Transformation Notes

Most transforms follow the logic in the mapping documentation. However, there is some room for interpretation in some of the mappings, so here are some notes about these interpretations.

Differing text across multiple contracting process

planning/project/title, project/planning/description (planning and budget extension):

If there are any contradictions i.e one contract says the title is different from another a warning is raised and the field is ignored in that case. If all contracting processes agree (when the fields exists in them) then the value is still used.

tender/title, tender/description, /planning/rationale:

If there a multiple contradicting process then we concatenate the strings and put the ocid in angle brackets like:

<someocid> a tender description <anotherocid> another description

If there is only one contracting processes then the ocid part is omitted.

Parties ID across multiple contracting processes

When parties/id from different contracting processes are conflicting and also if there are parties in multiple contracting processes that are the same, we need to identify which are in fact the same party.

The logic that the transforms do to work out matching parties:

  • If all parties/id are unique across contracting processes then do nothing and add all parties to the project.
  • If there are conflicting parties/id then look at the identifier field and if there are scheme and id make an id of somescheme-someid and use that in order to match parties across processes. If there are different roles then add them to the same party. Use the other fields from the first party found with this id.
  • If there is no identifier then make up a new auto increment number and use that as the id. This means the original IDs get replaced and are lost in the mapping
  • If there is no identifier and all fields apart from roles and id are the same across parties then treat that as a single party and add the roles together and use a single generated id.

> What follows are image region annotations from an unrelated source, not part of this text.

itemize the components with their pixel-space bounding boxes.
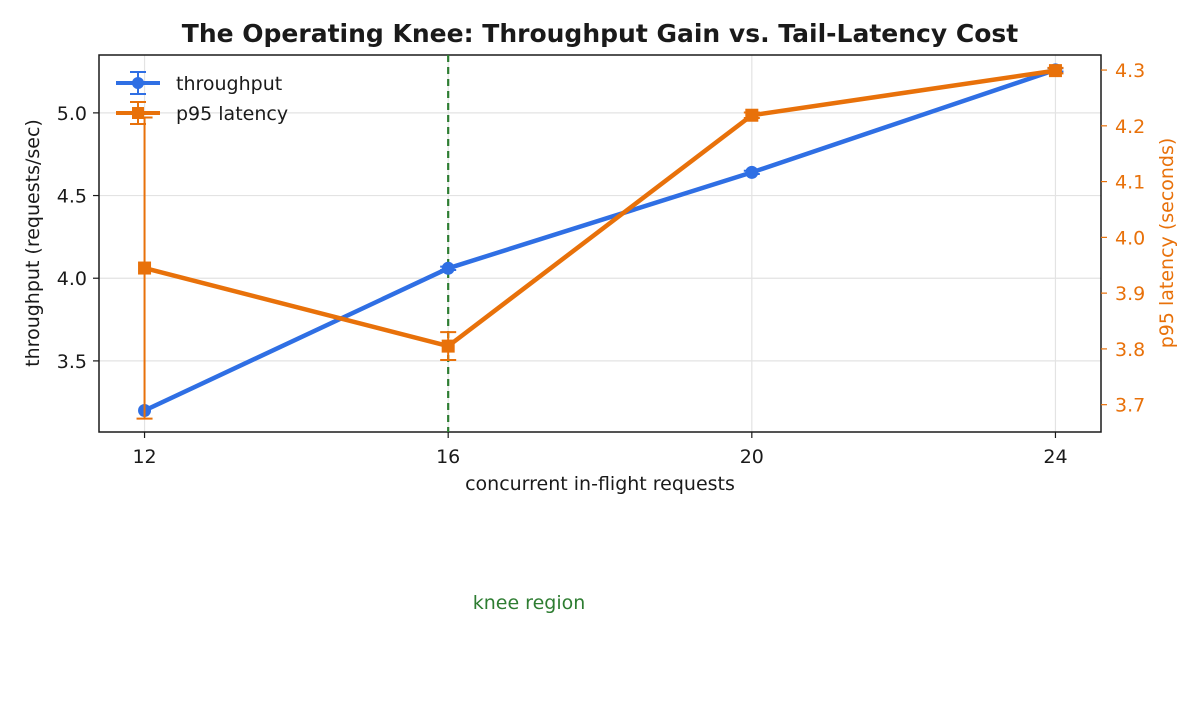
right-y-tick-label: 3.9 xyxy=(1115,283,1145,305)
right-y-tick-label: 4.0 xyxy=(1115,227,1145,249)
legend-p95-latency-label: p95 latency xyxy=(176,103,288,125)
right-y-tick-label: 4.2 xyxy=(1115,116,1145,138)
x-tick-label: 16 xyxy=(436,446,460,468)
x-tick-label: 12 xyxy=(132,446,156,468)
right-y-axis: 3.7 3.8 3.9 4.0 4.1 4.2 4.3 xyxy=(1101,60,1145,417)
legend: throughput p95 latency xyxy=(116,71,288,125)
left-y-tick-label: 4.0 xyxy=(57,268,87,290)
legend-throughput: throughput xyxy=(116,71,282,95)
legend-throughput-label: throughput xyxy=(176,73,282,95)
throughput-line xyxy=(143,67,1057,413)
knee-region-annotation: knee region xyxy=(473,592,586,614)
legend-p95-latency-marker xyxy=(132,107,144,119)
right-y-axis-label: p95 latency (seconds) xyxy=(1156,138,1178,349)
throughput-point xyxy=(745,165,759,179)
plot-area-frame xyxy=(98,54,1102,433)
left-y-tick-label: 3.5 xyxy=(57,351,87,373)
left-y-tick-label: 5.0 xyxy=(57,103,87,125)
x-tick-label: 20 xyxy=(740,446,764,468)
p95-latency-point xyxy=(441,339,455,353)
x-tick-label: 24 xyxy=(1043,446,1067,468)
left-y-axis: 3.5 4.0 4.5 5.0 xyxy=(57,103,99,373)
right-y-tick-label: 3.7 xyxy=(1115,395,1145,417)
series-layer xyxy=(136,63,1064,420)
right-y-tick-label: 4.1 xyxy=(1115,172,1145,194)
p95-latency-point xyxy=(1048,64,1062,78)
p95-latency-point xyxy=(745,108,759,122)
p95-latency-line xyxy=(143,68,1056,349)
right-y-tick-label: 3.8 xyxy=(1115,339,1145,361)
throughput-point xyxy=(441,261,455,275)
chart-title: The Operating Knee: Throughput Gain vs. … xyxy=(182,19,1018,48)
right-y-tick-label: 4.3 xyxy=(1115,60,1145,82)
left-y-tick-label: 4.5 xyxy=(57,186,87,208)
x-axis-label: concurrent in-flight requests xyxy=(465,473,735,495)
legend-throughput-marker xyxy=(132,77,144,89)
legend-p95-latency: p95 latency xyxy=(116,101,288,125)
left-y-axis-label: throughput (requests/sec) xyxy=(22,119,44,367)
x-axis: 12 16 20 24 xyxy=(132,432,1068,468)
p95-latency-point xyxy=(138,261,152,275)
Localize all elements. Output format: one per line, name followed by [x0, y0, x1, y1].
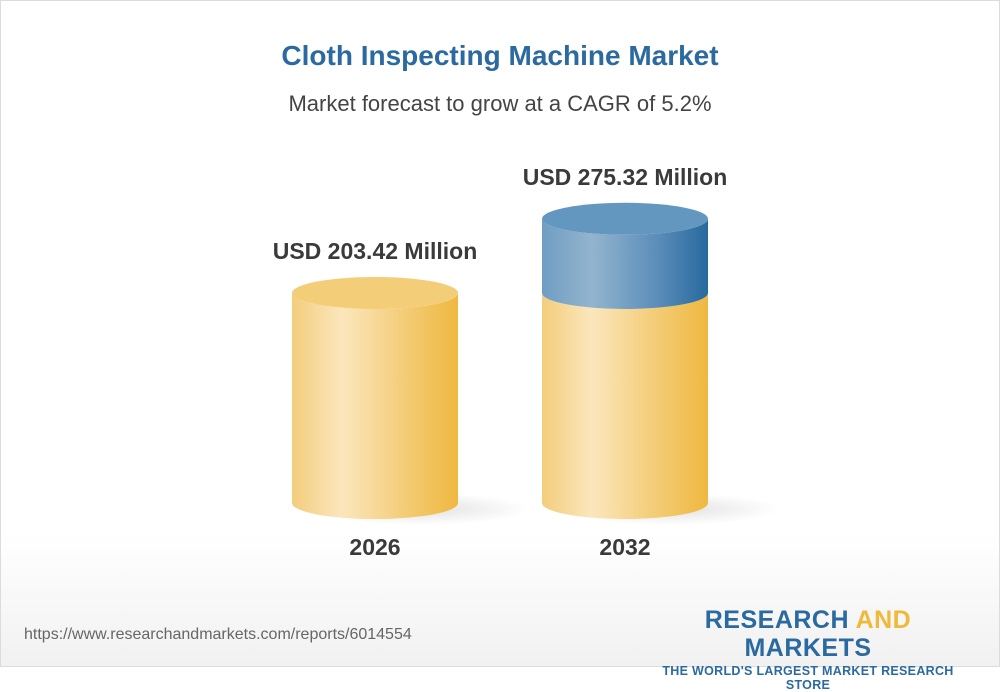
research-and-markets-logo: RESEARCH AND MARKETS THE WORLD'S LARGEST… — [640, 606, 976, 692]
bar-base-2026 — [292, 293, 458, 519]
bar-base-2032 — [542, 293, 708, 519]
logo-tagline: THE WORLD'S LARGEST MARKET RESEARCH STOR… — [662, 664, 954, 692]
source-url[interactable]: https://www.researchandmarkets.com/repor… — [24, 626, 412, 643]
data-label: USD 275.32 Million — [523, 164, 728, 190]
bar-growth-2032 — [542, 218, 708, 309]
cylinder-chart: USD 203.42 Million 2026 USD 275.32 Million… — [273, 164, 780, 560]
bar-top-2032 — [542, 202, 708, 235]
chart-title: Cloth Inspecting Machine Market — [281, 40, 719, 71]
category-label: 2026 — [349, 534, 400, 560]
bar-top-2026 — [292, 277, 458, 309]
chart-subtitle: Market forecast to grow at a CAGR of 5.2… — [288, 91, 712, 116]
category-label: 2032 — [599, 534, 650, 560]
data-label: USD 203.42 Million — [273, 238, 478, 264]
chart-frame — [0, 0, 1000, 667]
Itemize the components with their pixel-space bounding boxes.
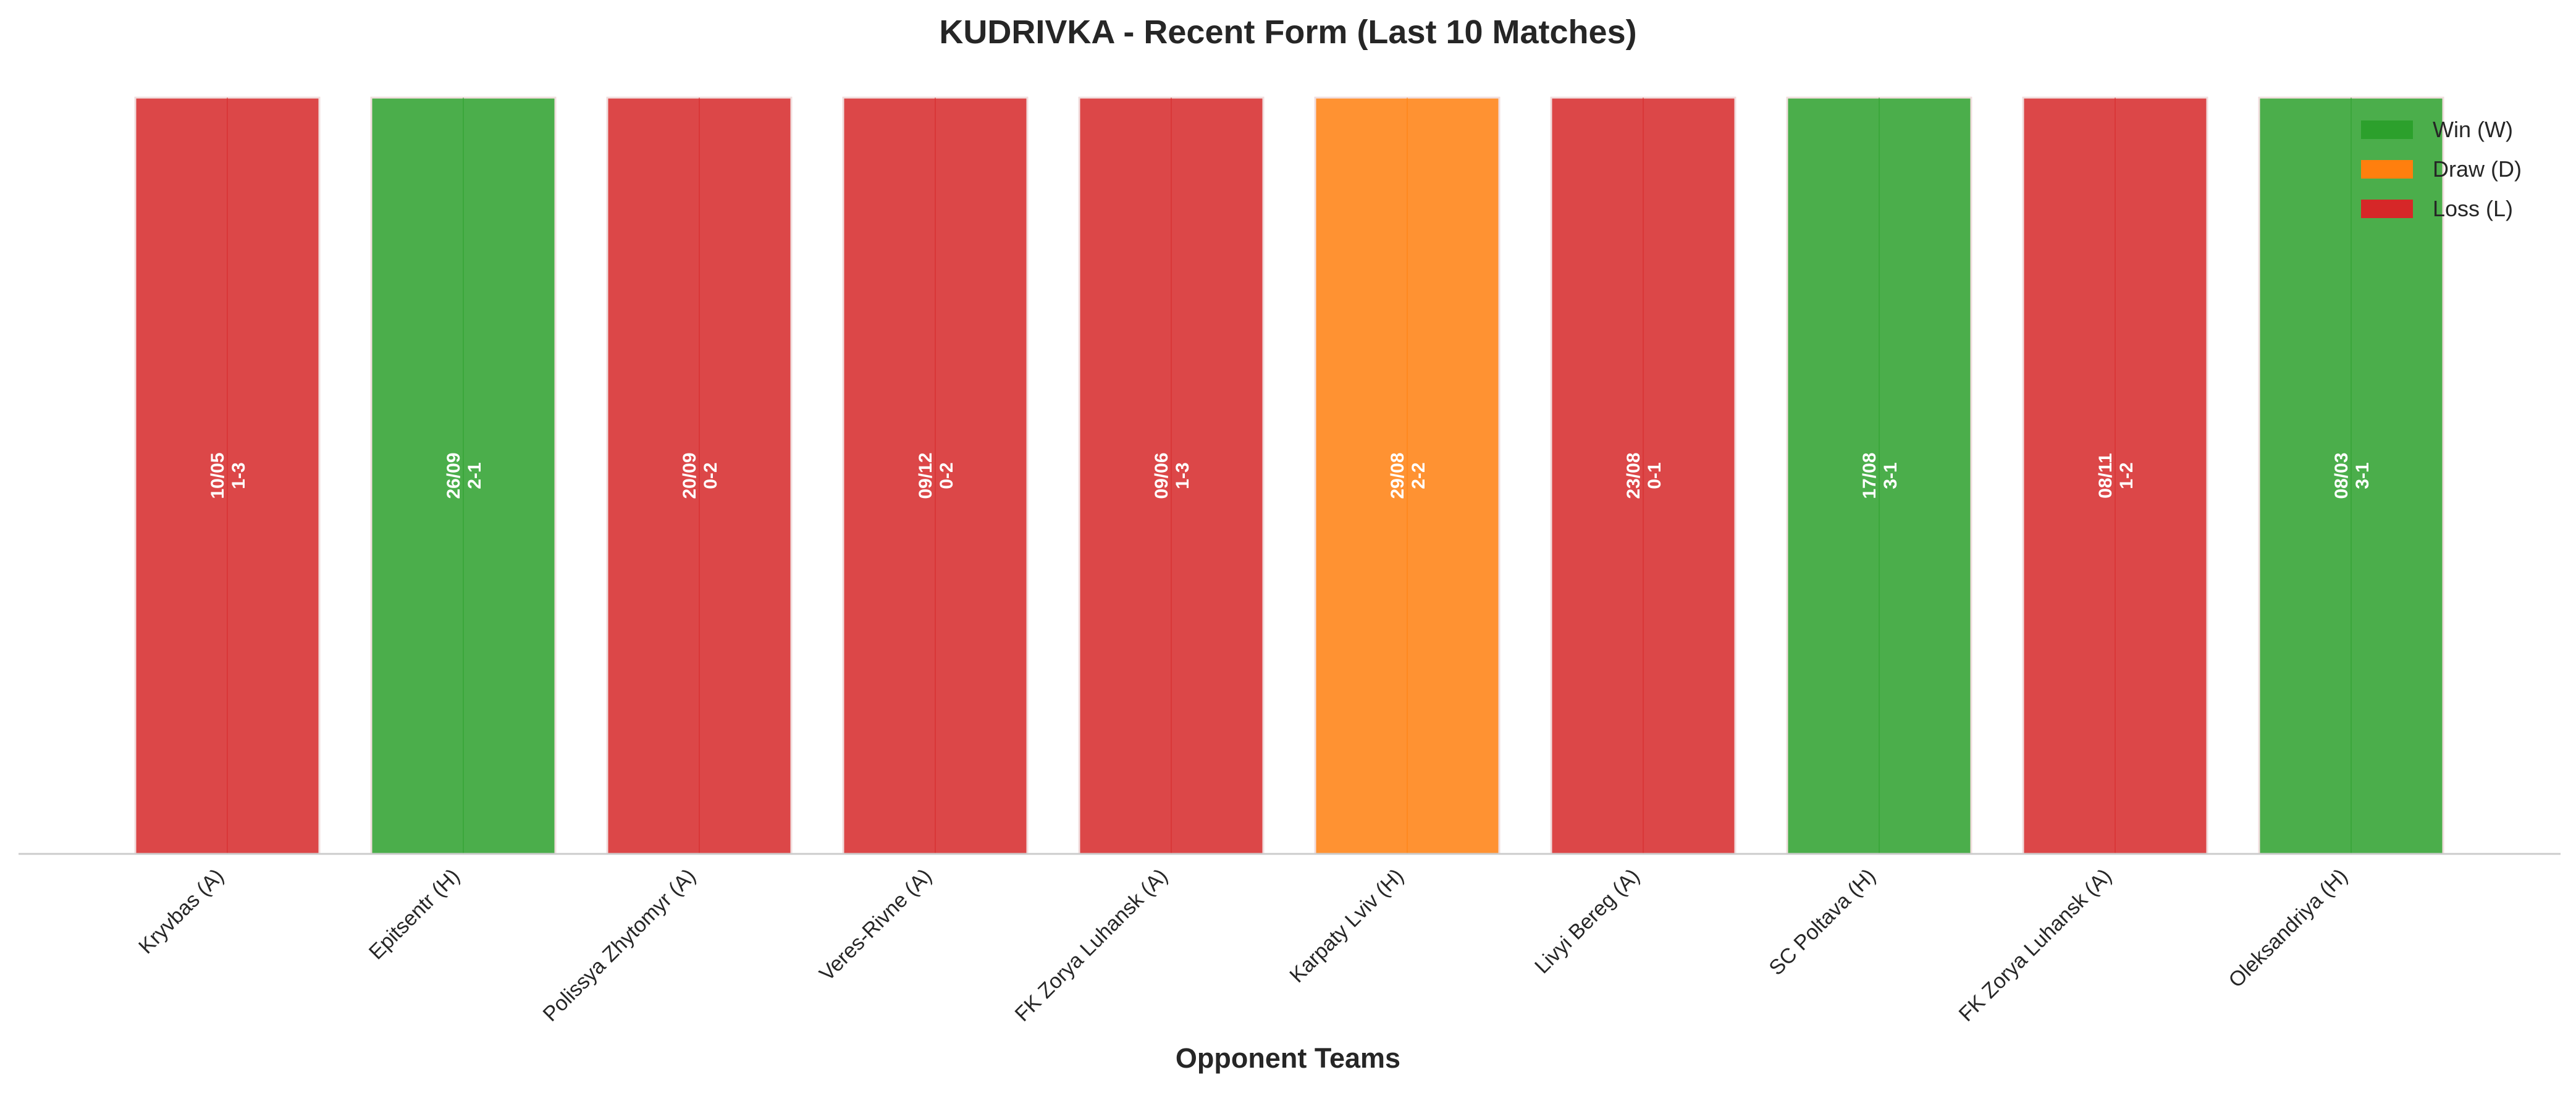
bar-data-label: 20/09 0-2: [680, 452, 721, 499]
match-score-label: 0-1: [1644, 462, 1665, 489]
bar-data-label: 23/08 0-1: [1623, 452, 1665, 499]
x-tick-label: Oleksandriya (H): [2224, 864, 2352, 992]
legend-label-d: Draw (D): [2433, 156, 2522, 182]
legend-swatch-d: [2361, 160, 2413, 179]
x-tick-label: Karpaty Lviv (H): [1285, 864, 1408, 987]
match-score-label: 2-1: [465, 462, 485, 489]
x-tick-labels-layer: Kryvbas (A) Epitsentr (H) Polissya Zhytomy…: [134, 864, 2352, 1026]
match-date-label: 23/08: [1623, 452, 1644, 499]
match-date-label: 20/09: [680, 452, 700, 499]
legend-swatch-w: [2361, 120, 2413, 139]
legend-label-w: Win (W): [2433, 117, 2513, 142]
bar-data-label: 08/11 1-2: [2095, 453, 2137, 498]
match-date-label: 08/03: [2331, 452, 2352, 499]
bar-data-label: 26/09 2-1: [444, 452, 485, 499]
legend-label-l: Loss (L): [2433, 196, 2513, 221]
x-tick-label: Kryvbas (A): [134, 864, 228, 958]
match-score-label: 1-3: [1172, 462, 1193, 489]
x-axis-label: Opponent Teams: [1176, 1042, 1400, 1074]
match-date-label: 29/08: [1387, 452, 1408, 499]
match-date-label: 09/06: [1151, 452, 1172, 499]
match-date-label: 17/08: [1859, 452, 1880, 499]
match-date-label: 08/11: [2095, 453, 2116, 498]
x-tick-label: FK Zorya Luhansk (A): [1955, 864, 2116, 1026]
chart-title: KUDRIVKA - Recent Form (Last 10 Matches): [939, 14, 1636, 51]
legend-swatch-l: [2361, 200, 2413, 218]
match-score-label: 1-2: [2116, 462, 2137, 489]
match-score-label: 1-3: [229, 462, 249, 489]
bar-data-label: 09/06 1-3: [1151, 452, 1193, 499]
x-tick-label: Polissya Zhytomyr (A): [539, 864, 701, 1026]
match-date-label: 26/09: [444, 452, 464, 499]
x-tick-label: Epitsentr (H): [364, 864, 465, 964]
legend: Win (W) Draw (D) Loss (L): [2361, 117, 2522, 221]
x-tick-label: FK Zorya Luhansk (A): [1011, 864, 1172, 1026]
bar-data-label: 17/08 3-1: [1859, 452, 1901, 499]
match-score-label: 2-2: [1408, 462, 1429, 489]
bars-layer: [134, 96, 2444, 855]
bar-data-label: 10/05 1-3: [208, 452, 249, 499]
match-score-label: 0-2: [701, 462, 721, 489]
bar-labels-layer: 10/05 1-3 26/09 2-1 20/09 0-2 09/12 0-2 09/06 1-3…: [208, 452, 2373, 499]
bar-data-label: 08/03 3-1: [2331, 452, 2373, 499]
bar-data-label: 09/12 0-2: [915, 452, 957, 499]
match-score-label: 0-2: [937, 462, 957, 489]
match-date-label: 10/05: [208, 452, 228, 499]
match-score-label: 3-1: [2352, 462, 2373, 489]
match-date-label: 09/12: [915, 452, 936, 499]
match-score-label: 3-1: [1880, 462, 1901, 489]
x-tick-label: SC Poltava (H): [1764, 864, 1880, 980]
x-tick-label: Livyi Bereg (A): [1530, 864, 1644, 979]
bar-data-label: 29/08 2-2: [1387, 452, 1429, 499]
x-tick-label: Veres-Rivne (A): [815, 864, 937, 986]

Document ID across multiple contracting processes

If there are are only unique project/documents/id keep the ids the same. Otherwise create a new auto-increment for all docs. This means the original ``documents/id`` are lost

Project Sector

Sectors are gathered from planning/project/sector and it gets all unique scheme and id of the form <scheme>-<id> and adds them to the sector array. This could mean that the sectors generated are not in the Project Sector Codelist.

Project Scope Summary

If --all-transforms is set or if project_scope_summary is included in --transforms it copies over all tender/items and tender/milestones to contractingProcess/tender. This is to give the output enough information in order to infer project scope.